Cuentos de cubanos en la aldea global

Hay muchos cubanos desarraigados dentro de este libro de Odette Casamayor Cisneros. Y según su autora estas son 'historias del cuerpo y para el cuerpo'.

Miami

El título del volumen de relatos de la escritora cubana Odette Casamayor Cisneros, Una casa en los Catskills, me provocaba resonancias mentales alrededor de un lugar prístino y montañoso donde un José Martí cansado encontró verso y alivio.

Presentado en mayo pasado en Miami por la editorial Silueta, en Galindo Gallery, pude encontrar que quien asoma en el primer cuento es un escritor que tuvo ínfulas de ganar el Pulitzer, y luego rebota a la objetividad de no haber llegado al premio, pero igual disfruta de una legitimidad profesional que lo acerca al mundo académico.
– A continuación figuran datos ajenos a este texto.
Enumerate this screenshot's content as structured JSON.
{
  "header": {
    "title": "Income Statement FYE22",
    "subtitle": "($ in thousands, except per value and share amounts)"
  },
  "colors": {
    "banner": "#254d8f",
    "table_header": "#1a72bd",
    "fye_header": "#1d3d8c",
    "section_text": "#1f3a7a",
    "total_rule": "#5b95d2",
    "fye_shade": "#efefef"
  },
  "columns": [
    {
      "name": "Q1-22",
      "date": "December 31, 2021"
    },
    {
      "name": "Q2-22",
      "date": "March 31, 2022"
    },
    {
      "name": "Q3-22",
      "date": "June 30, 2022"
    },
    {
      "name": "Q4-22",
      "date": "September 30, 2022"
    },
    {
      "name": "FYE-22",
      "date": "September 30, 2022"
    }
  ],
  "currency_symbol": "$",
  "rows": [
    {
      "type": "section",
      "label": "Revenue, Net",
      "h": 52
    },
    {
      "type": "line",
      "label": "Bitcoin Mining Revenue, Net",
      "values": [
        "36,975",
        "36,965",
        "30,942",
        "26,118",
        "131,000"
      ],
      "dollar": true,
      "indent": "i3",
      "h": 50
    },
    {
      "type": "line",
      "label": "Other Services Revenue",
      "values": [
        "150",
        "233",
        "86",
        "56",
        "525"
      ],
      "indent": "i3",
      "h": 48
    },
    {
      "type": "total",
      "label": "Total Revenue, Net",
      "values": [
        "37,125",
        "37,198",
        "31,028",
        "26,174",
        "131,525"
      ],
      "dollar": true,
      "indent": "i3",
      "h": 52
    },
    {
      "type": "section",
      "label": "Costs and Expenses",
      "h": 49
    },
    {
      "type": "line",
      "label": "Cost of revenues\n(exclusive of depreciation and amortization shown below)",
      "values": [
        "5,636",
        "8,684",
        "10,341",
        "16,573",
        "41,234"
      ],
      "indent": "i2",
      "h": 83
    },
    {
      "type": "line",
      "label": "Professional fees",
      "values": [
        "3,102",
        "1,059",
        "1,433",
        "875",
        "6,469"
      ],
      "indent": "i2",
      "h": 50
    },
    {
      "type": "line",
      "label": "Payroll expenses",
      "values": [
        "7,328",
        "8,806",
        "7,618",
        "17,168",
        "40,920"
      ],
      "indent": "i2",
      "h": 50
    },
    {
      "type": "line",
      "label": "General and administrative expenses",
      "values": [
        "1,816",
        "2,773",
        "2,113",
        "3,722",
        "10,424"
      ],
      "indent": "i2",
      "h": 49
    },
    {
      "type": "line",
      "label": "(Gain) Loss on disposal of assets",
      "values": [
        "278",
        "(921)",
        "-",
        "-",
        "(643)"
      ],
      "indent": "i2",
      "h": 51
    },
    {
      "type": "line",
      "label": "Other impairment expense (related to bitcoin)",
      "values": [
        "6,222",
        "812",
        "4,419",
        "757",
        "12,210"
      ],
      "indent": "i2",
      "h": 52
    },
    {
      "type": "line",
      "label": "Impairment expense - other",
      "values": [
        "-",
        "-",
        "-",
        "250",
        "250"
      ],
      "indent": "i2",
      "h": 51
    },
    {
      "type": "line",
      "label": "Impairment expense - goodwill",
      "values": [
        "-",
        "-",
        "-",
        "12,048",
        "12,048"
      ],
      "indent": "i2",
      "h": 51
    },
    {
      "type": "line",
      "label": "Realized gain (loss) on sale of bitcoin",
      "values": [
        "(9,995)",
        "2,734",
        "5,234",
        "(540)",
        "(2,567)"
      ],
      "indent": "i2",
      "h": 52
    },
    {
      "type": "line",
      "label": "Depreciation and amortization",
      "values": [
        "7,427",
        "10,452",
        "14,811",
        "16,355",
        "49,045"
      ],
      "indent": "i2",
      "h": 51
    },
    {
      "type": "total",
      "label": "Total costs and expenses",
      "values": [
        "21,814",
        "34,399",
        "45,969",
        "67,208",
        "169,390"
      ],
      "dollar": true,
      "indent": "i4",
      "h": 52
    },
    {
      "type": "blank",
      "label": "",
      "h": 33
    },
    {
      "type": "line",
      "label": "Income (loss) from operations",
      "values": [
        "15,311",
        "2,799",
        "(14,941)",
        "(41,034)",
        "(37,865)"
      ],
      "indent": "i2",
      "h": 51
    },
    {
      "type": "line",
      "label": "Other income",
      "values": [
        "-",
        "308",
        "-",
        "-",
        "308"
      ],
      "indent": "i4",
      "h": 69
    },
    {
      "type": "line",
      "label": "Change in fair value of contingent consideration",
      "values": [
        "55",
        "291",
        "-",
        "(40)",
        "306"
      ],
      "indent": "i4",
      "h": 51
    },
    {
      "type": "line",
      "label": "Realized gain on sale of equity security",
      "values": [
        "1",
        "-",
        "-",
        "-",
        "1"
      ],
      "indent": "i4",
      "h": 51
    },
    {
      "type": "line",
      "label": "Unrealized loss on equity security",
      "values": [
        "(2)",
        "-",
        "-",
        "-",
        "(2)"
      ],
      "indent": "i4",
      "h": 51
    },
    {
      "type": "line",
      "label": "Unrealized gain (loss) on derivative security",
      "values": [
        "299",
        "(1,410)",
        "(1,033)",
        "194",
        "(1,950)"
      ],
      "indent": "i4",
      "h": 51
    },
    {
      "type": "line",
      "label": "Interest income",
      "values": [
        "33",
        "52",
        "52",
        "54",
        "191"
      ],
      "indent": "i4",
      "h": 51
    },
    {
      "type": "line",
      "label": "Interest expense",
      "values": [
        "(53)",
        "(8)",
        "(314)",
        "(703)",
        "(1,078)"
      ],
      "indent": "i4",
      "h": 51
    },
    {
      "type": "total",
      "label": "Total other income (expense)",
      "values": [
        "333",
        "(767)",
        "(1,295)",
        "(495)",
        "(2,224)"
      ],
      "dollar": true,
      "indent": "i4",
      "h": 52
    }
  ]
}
De haberlo ganado podía haber cumplido su fantasía: "Siempre me ha gustado el verde de los Catskills. Porque no me los imagino bajo la nieve acumulada en el yard de una casa victoriana. Me pinto solo la casa victoriana en primavera con Melissa en la cocina preparando un pie de limón y Lucas armando su torre, con bloques que deben ser de madera comprados en la Scholastic de la Broadway, para que caigan mejor, suenen más bonitos sobre el viejo parquet de mi casa en los Catskills".

Esta fantasía de clase media con consumo selectivo y la propia existencia de un  trío — Melissa, Lucas y él mismo— es puesta en jaque ante la aparición de Wanda, la pasión hecha carne, pero carne huidiza, comprometida también y con un par de hijas, cuyas coordenadas se actualizan en una serie de sitios virtuales como facebook, yahoo, el chat…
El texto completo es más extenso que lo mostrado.